The bit about "he never pursued the matter before now"
Sending an invoice standard post - is that official enough for him to say he has began pursuing the debt. He's had no acknowledgement that we received the invoice in the first place. If he sent it registered post, and we signed for it, fair enough. Or would that not stick with the judge.
The problem with all of this, is that it has all been done word of mouth.
We never signed anything, and neither did he. the only peice of paper we ever saw was a piece of paper with a figure for direct labour for the shell of the house and then an alternative figure if we wanted him to take on the full construction as a contractor.
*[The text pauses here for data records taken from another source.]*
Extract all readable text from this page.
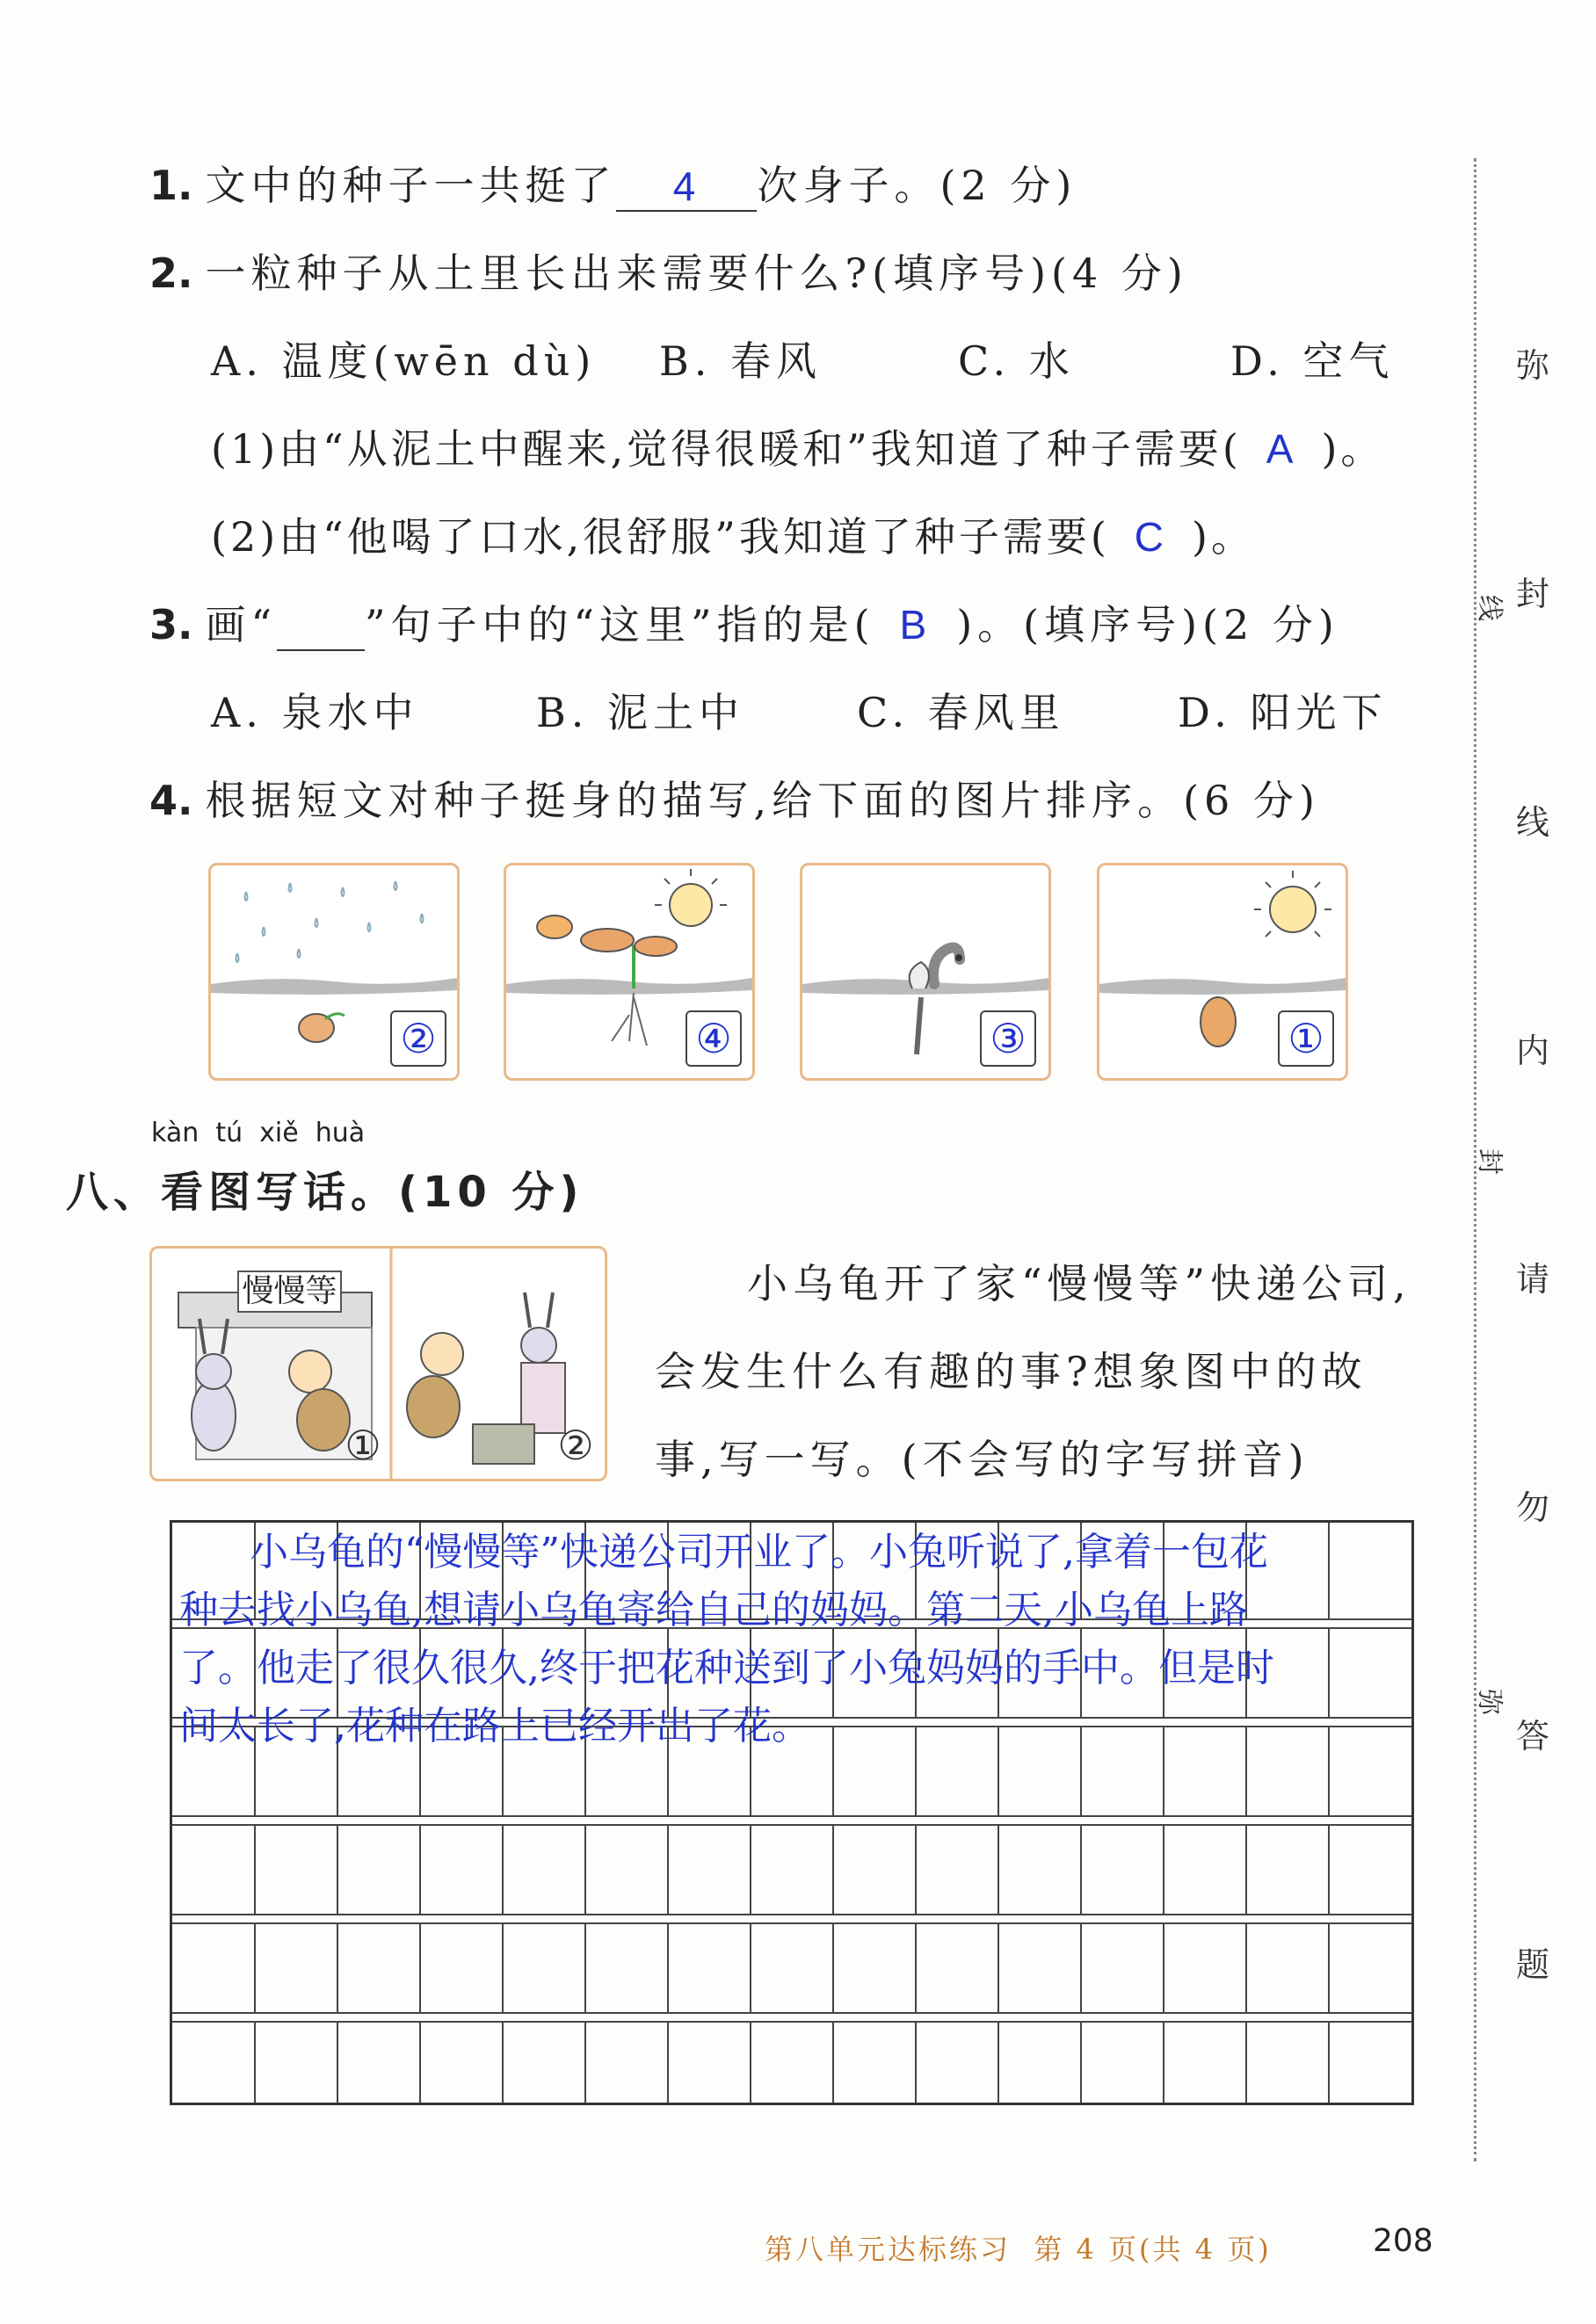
1. 文中的种子一共挺了 4 次身子。(2 分)
2. 一粒种子从土里长出来需要什么?(填序号)(4 分)
A. 温度(wēn dù) B. 春风	C. 水	D. 空气
(1)由“从泥土中醒来,觉得很暖和”我知道了种子需要( A )。
(2)由“他喝了口水,很舒服”我知道了种子需要( C )。
3. 画“ ”句子中的“这里”指的是( B )。(填序号)(2 分)
A. 泉水中	B. 泥土中	C. 春风里	D. 阳光下
4. 根据短文对种子挺身的描写,给下面的图片排序。(6 分)
②	④	③	①
kàn  tú  xiě  huà
八、看图写话。(10 分)
慢慢等
①	②
小乌龟开了家“慢慢等”快递公司,
会发生什么有趣的事?想象图中的故
事,写一写。(不会写的字写拼音)
小乌龟的“慢慢等”快递公司开业了。小兔听说了,拿着一包花
种去找小乌龟,想请小乌龟寄给自己的妈妈。第二天,小乌龟上路
了。他走了很久很久,终于把花种送到了小兔妈妈的手中。但是时
间太长了,花种在路上已经开出了花。
线
封
弥
弥
封
线
内
请
勿
答
题
第八单元达标练习  第 4 页(共 4 页)	208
Is word of mouth just as strong in court as a proper signed and sealed contract. Can I not just turn round in court and say he quoted us 36K not 46K? I know i'm being crafty and underhand, but in this case, with the amount of stress he caused us, I don't care.
thanks again
Actually i'd even send him half the original agreed balance and write a long note indicating your dissatisfaction over the length of time it took to complete his work. See where it gets you. Its worth a try.
Good luck
he quoted 46K PUNT ......He finished up March 2001 and we paid him up to that point 36K punt.....I received a standard posted envelope, from the builder, with an A5 letter-headed invoice, with scribbled on it “€26K incl. Interest, please pay me my money!”.
My wife got a piece of land off her dad - so we built a house on it.
We did direct labour. We did the plans ourselves and the foundations.
The builder was in charge of doing the shell of the house (walls, stone cladding, roof) – he quoted 46K PUNT, this was back in 1998 and we accepted.
This quote was written on a general receipt book with only our names, description as ‘2 storey house (walls, stone cladding & roof)’. We had no official contracts or any formal written communication.
He took 3 YEARS to actually finish his work.